② そうした前提に立って、第一次世界大戦後のドイツにおける民主主義を振り返った時、政治変化を社会内部に取り込むはずの民主主義のシステムが、民主主義そのものを破壊するような全体主義政党の活動までを含めて政治の自由を認めたために、結果として民主主義そのものがなくなってしまったとの反省があった。①で述べたように、民主主義自身は、現在民主主義が機能しているのが特定の国家内であるとの理由から、国家間の戦争に対する直接の歯止めにはならないものの、その思想そのものが戦争に対して批判的である。その理由は、民主主義が成り立つ枠内との制限はあるものの、政治問題を議論や投票によって平和的に解決できるという事が民主主義のシステムの主張であるためである。そのような考えの元に運営されている国にとって、戦争や革命はもはや止むを得ない政治の手段ではなく、単に民主主義が実現していない事によって起こる惨禍に過ぎない。つまり、戦争及び革命は避けられる不幸であると考えられるのである。全体主義であるナチスドイツの活動は、武力によって自己を拡張しようという運動であり、政治問題の平和的解決を主張する民主主義とは相容れないものである。

③ 上記①②を踏まえて出てくる結論は、以下である。

1.民主主義自身は、特定の政治的な主張を持たず、単に政治問題を解決する仕組みを提供する。

2.しかし、民主主義の政治問題解決システムそのものを破壊するような政治的な主張に対しては、これを拒絶するべきである。

 

つまり、民主主義体制は、民主主義を否定しない範囲において政治の自由を許容すべきであり、民主主義そのものを否定するような活動を容認すべきでないという事である。これが、第二次世界大戦後のドイツが出した答えである。

 

自分自身の考えとしては、政治上の政策については、その体制如何に関わらず、その時、その場所で為すべき政策があるのであり、主権者が国民であろうと、大名であろうと、誰であろうと、変わりはないのではないかと思っている。現に、今民主主義を行っている国でも、投票率は様々であるし、国の政策を全て理解している国民は多くないであろう。斯く言う自分も、どちらかと言うと、分かっていない方に含まれる事を自覚している。

自分が重要と考えているのは、主権者が誰であるかではなく、誰のために政治を行うかである。全体主義の目的は国家であった。このために、国家のために人民を犠牲にした。これは誤りであったと思う。そうではなくて、人民のために政治を行わなければならない。しかも、一部の人のためではなく、万人のためでなくてはならない。この点を誤解していたために、ナチスドイツは失敗したのである。また、ソビエトや過去の中国の失敗も、結局は特定の階級のための政治であった事に起因するのではないだろうか? 万人のための政治でなければ、結局は行き詰ってしまうように思われる。

そうした立場から考えてみると、戦前のドイツの失敗は、全体主義が人よりも国家を優先したために起こったのである。 民主主義云々は直接の原因ではない。

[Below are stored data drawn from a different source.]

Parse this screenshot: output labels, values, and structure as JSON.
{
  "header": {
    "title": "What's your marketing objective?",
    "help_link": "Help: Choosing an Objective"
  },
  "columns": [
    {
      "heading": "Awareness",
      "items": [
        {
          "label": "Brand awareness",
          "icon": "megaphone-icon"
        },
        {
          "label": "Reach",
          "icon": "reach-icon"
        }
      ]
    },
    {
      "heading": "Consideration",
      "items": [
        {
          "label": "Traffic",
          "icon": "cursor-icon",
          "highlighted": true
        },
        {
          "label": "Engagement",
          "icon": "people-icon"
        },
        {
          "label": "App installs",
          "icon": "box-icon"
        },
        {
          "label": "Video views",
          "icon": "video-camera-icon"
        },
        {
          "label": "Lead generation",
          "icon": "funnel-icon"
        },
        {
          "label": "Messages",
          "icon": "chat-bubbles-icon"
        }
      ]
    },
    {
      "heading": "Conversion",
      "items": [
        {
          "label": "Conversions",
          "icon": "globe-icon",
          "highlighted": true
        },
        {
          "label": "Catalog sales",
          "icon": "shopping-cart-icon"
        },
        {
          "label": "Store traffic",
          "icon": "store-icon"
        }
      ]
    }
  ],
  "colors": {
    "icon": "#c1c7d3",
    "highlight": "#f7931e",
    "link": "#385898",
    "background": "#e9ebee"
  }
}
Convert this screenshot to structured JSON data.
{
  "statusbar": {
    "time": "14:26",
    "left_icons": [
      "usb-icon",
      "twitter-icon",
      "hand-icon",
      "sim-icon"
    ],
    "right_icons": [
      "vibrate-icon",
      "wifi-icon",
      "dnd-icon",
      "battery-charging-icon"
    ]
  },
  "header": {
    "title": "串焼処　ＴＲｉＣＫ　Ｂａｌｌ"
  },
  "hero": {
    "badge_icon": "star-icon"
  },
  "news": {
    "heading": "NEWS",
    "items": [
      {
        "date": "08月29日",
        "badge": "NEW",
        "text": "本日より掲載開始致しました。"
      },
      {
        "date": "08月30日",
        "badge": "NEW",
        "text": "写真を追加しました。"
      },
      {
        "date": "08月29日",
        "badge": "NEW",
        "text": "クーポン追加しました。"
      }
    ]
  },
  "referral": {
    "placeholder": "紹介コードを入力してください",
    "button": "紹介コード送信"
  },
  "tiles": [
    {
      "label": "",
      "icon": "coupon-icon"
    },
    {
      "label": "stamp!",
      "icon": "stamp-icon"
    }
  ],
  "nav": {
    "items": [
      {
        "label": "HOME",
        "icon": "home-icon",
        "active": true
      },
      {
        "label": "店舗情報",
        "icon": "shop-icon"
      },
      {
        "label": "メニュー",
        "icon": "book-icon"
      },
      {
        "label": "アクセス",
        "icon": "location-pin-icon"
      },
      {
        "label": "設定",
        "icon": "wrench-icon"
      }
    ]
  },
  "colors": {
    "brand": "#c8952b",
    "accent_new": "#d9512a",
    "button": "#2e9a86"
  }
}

しかし、民主主義によって、すべての人に政治上の権利があれば、結果として、その政治は、民主主義に参加している人の範囲においては、「万人のための政治」にならざるを得ない。それであるから、民主主義を保護する事が、政治の正しい方向を保つ事に役立つと思う。

付け加えると、なぜ自分が民主主義体制そのものを擁護せず、「万人のための政治」を考えるかというと、そういう方針で行われた政治については、所謂封建的な政治体制下であろうと、社会主義体制の国であろうと、やはり正しい政治の方針として考えたいからである。つまり、社会体制に最終的な政治の根拠があるとは、考えたくないのである。

 

さて、話を元に戻すと、ドイツとしては、自分の歩んできた道を真摯に反省した結果、上述の結論に達した。この態度の先鞭をつけたのが、アドナウアーだったのである。

 

アデナウアーの政治について感じた事は他にもあるが、だいぶ長くなったので、ここで一区切りとする。